I find that when a long-term hiring subsidy is introduced, a firm replaces general vacancies with specific elderly-targeting vacancies. This allows an increase of elderly employment in the long run at a cost of lower employment of a workforce below the subsidy-protected age. This hiring subsidy does not increase overall demand for labor but simply shifts the demand from younger to older workers. As the elderly-protecting hiring subsidy increases, there is an increasingly distortionary effect on the youth employment causing an aggregate decrease in employment and large welfare losses no matter the financing of the subsidy. The results are equivalent when wage subsidy is used to increase elderly employment.

A short-term elderly-targeting hiring subsidy after an adverse shock to elderly employment has a positive consumption and welfare effects on multiple generations directly affected by the unexpected shock but, again, negatively affects the younger generations via distorted competition in the labor market.

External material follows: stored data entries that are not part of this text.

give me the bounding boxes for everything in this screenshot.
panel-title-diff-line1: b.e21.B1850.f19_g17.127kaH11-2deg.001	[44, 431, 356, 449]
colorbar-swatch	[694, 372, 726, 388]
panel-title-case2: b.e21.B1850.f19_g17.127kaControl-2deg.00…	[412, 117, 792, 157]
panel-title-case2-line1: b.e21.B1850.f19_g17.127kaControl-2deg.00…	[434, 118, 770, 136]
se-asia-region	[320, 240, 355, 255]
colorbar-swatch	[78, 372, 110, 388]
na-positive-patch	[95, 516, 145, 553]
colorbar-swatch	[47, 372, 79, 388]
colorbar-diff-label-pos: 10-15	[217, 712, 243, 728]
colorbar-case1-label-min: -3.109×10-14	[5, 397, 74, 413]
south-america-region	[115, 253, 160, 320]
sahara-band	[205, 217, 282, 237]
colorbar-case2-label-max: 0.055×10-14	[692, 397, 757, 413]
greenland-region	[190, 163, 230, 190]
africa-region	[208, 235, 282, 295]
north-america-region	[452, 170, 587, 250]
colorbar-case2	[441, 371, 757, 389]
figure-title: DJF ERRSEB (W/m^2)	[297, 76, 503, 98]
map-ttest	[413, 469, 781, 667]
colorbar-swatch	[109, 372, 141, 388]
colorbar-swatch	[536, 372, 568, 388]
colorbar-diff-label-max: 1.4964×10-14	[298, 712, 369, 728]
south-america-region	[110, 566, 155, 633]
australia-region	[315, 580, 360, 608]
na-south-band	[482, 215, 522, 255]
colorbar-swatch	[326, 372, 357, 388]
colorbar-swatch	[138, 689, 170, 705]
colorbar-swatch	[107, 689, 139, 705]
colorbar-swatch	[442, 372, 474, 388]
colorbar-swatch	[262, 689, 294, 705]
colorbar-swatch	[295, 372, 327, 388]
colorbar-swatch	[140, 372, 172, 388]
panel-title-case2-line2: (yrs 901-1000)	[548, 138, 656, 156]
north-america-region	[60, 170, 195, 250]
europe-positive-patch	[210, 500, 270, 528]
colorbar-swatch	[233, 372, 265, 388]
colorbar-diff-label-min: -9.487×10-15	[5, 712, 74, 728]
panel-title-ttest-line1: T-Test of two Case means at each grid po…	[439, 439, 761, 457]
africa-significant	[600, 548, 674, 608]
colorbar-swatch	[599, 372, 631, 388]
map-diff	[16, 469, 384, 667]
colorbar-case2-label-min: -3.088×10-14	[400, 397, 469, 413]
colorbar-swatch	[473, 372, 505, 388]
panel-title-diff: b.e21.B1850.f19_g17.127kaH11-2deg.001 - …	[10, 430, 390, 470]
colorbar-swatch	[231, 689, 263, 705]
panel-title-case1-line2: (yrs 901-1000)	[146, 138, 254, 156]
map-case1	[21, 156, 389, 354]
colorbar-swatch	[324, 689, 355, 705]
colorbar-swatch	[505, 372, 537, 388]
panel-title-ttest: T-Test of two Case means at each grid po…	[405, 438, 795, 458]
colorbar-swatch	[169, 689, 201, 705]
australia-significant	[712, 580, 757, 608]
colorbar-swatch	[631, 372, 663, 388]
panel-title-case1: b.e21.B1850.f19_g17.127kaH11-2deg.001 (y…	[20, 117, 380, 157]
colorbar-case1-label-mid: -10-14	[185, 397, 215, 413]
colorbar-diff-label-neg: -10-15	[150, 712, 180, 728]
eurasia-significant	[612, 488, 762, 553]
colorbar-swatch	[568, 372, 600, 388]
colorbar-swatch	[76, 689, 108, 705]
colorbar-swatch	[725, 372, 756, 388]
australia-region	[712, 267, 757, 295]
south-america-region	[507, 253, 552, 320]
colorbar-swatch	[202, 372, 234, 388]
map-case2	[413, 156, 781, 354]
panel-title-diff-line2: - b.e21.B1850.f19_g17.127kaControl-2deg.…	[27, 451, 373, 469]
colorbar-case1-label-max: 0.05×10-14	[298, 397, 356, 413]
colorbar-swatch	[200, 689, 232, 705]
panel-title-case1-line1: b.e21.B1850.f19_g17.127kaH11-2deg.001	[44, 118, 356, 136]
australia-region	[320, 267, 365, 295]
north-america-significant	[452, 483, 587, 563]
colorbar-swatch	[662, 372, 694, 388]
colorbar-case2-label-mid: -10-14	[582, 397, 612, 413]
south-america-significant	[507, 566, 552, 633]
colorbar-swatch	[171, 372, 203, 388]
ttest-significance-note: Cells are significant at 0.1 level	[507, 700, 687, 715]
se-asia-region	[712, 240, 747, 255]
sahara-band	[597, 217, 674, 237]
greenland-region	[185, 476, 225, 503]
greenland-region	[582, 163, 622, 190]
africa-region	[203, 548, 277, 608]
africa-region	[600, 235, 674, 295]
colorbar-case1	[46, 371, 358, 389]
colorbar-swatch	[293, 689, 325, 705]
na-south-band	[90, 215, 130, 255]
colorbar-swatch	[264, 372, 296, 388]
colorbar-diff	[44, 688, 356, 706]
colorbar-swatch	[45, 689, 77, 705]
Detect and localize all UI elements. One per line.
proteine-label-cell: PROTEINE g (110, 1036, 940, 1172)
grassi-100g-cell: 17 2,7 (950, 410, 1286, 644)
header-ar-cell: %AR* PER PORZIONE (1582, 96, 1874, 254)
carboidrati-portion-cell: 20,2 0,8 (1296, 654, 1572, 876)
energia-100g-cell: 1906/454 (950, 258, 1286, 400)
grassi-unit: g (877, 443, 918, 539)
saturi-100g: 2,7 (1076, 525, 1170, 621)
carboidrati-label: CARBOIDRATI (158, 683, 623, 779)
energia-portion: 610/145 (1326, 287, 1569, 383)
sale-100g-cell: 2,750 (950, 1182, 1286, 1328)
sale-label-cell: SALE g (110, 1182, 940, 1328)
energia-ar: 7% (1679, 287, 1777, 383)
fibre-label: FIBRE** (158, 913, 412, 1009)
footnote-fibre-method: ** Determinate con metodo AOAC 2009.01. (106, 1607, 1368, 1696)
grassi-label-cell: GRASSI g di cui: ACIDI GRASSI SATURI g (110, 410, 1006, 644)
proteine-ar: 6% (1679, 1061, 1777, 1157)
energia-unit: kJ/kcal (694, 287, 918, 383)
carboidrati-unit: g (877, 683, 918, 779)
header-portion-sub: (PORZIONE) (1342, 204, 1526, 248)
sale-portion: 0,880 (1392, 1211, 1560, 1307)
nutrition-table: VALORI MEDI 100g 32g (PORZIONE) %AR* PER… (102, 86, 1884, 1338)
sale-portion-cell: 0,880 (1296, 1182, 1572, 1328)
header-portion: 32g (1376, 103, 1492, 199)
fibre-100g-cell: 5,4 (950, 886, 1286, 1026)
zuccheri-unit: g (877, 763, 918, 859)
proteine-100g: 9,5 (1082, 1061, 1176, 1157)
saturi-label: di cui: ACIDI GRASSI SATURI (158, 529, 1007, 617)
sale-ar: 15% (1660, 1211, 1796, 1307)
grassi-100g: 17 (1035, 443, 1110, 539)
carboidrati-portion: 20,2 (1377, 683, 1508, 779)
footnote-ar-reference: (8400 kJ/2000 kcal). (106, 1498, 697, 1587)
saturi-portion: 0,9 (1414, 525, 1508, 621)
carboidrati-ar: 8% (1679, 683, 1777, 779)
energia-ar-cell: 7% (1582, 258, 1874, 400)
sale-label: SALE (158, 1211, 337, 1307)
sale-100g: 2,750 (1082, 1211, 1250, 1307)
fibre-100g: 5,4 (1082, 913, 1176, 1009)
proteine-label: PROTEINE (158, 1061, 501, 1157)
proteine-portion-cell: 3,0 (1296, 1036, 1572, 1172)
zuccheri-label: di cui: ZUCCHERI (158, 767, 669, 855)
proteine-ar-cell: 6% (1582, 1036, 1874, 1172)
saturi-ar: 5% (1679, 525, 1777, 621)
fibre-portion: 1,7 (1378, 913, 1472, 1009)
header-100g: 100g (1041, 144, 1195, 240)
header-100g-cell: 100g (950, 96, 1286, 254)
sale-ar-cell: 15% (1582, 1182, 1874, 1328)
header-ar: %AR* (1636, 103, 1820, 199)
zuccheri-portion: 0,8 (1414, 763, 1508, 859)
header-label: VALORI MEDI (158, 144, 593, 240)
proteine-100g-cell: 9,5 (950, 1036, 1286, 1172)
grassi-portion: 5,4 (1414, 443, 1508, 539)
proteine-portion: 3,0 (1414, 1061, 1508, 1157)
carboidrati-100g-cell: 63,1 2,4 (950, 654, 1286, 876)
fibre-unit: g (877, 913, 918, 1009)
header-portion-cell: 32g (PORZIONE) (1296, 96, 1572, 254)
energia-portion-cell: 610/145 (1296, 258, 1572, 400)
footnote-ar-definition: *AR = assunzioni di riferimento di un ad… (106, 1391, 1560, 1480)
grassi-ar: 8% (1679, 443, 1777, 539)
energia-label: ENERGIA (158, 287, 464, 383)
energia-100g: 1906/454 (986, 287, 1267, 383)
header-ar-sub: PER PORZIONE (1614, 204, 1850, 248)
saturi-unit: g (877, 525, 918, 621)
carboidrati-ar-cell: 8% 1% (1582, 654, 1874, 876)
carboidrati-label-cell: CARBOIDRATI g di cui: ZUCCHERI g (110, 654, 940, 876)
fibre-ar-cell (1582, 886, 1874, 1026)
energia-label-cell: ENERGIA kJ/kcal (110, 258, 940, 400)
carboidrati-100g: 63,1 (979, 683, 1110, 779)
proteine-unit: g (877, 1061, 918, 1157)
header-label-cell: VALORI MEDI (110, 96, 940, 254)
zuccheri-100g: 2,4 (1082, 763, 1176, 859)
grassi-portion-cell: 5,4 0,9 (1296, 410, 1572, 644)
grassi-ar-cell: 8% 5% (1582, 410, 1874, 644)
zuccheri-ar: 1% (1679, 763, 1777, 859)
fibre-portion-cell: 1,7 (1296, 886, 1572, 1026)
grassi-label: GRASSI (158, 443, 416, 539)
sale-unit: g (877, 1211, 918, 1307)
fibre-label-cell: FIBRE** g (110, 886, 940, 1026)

The negative effect on the younger cohorts also increase the time until full recovery to the steady state.


Hidden Labor Market and Active Labor Market Policies

– Download: One-Page Summary

Presented at The New York State Economic Association 71st Annual Conference (Fall, 2018)
Presented at 2019 Eastern Economic Association (March, 2019)
Presented at the 4th International ESS Conference (April, 2019)

Abstract: A non-trivial share of European labor force is employed informally, i.e. without contracts, or engage in informal self-employment. European Commission is aiming to reduce such employment and thus has founded European Platform Tackling Undeclared Work among other initiatives. In this paper, I identify patterns of uncontracted work in Europe and try to identify ways to reduce informal (undeclared) employment. More specifically, I ask if labor policies such as age-specific hiring subsidies and firing taxes could decrease informal employment?

Using European Social Survey (ESS), I show that (a) hidden labor market in European countries exhibits U-shape age profile, (b) hidden workers typically have experienced more recent and longer unemployment spells, and (c) while informal workers do not have significantly different work preferences, they receive a small but statistically significant informal wage penalty.

Inspired by these findings, I set up a life-cycle search and matching model with informal work opportunities. I calibrate the model to United Kingdom, a Western European country with relatively high levels of informality among the old, and then consider how age-varying firing costs and hiring subsidies affect the composition of the informal and formal employment. As firms take into account current and future taxes and subsidies, they adjust their hiring and firing decisions. Simulations indicate that hiring subsidies create an incentive for a firm to increase turnover which may have a negative effect on formal employment and positive effect on informal employment. Firing taxes increase older worker retention but also reduce hiring. If the decrease in hiring is not as large as decrease in firing rate, such policy may have a positive effect on formal and negative effect on informal employment.


Portfolio Allocation and Retirement Income

– Download: One-Page Summary

Abstract: Portfolio allocation decisions over the lifecycle depend on the retirement income and risks faced in retirement. However, due to computational complexity, many features of retirement income are typically assumed away. By building on the standard lifecycle investment-consumption model that includes a realistic retirement income, I discuss how each aspect of retirement income affects optimal portfolio allocation over the lifecycle. I find that all investors maintain high levels of stocks in their portfolios at a young age. However, investors who face low net replacement rates, risk of forced retirement, or retirement income uncertainty, hedge these risks by accumulating higher private savings and reducing risky portfolio share at an earlier age. In a realistic setting with risks and endogenous retirement age, equity portfolio share temporarily increases once the investor becomes eligible for retirement.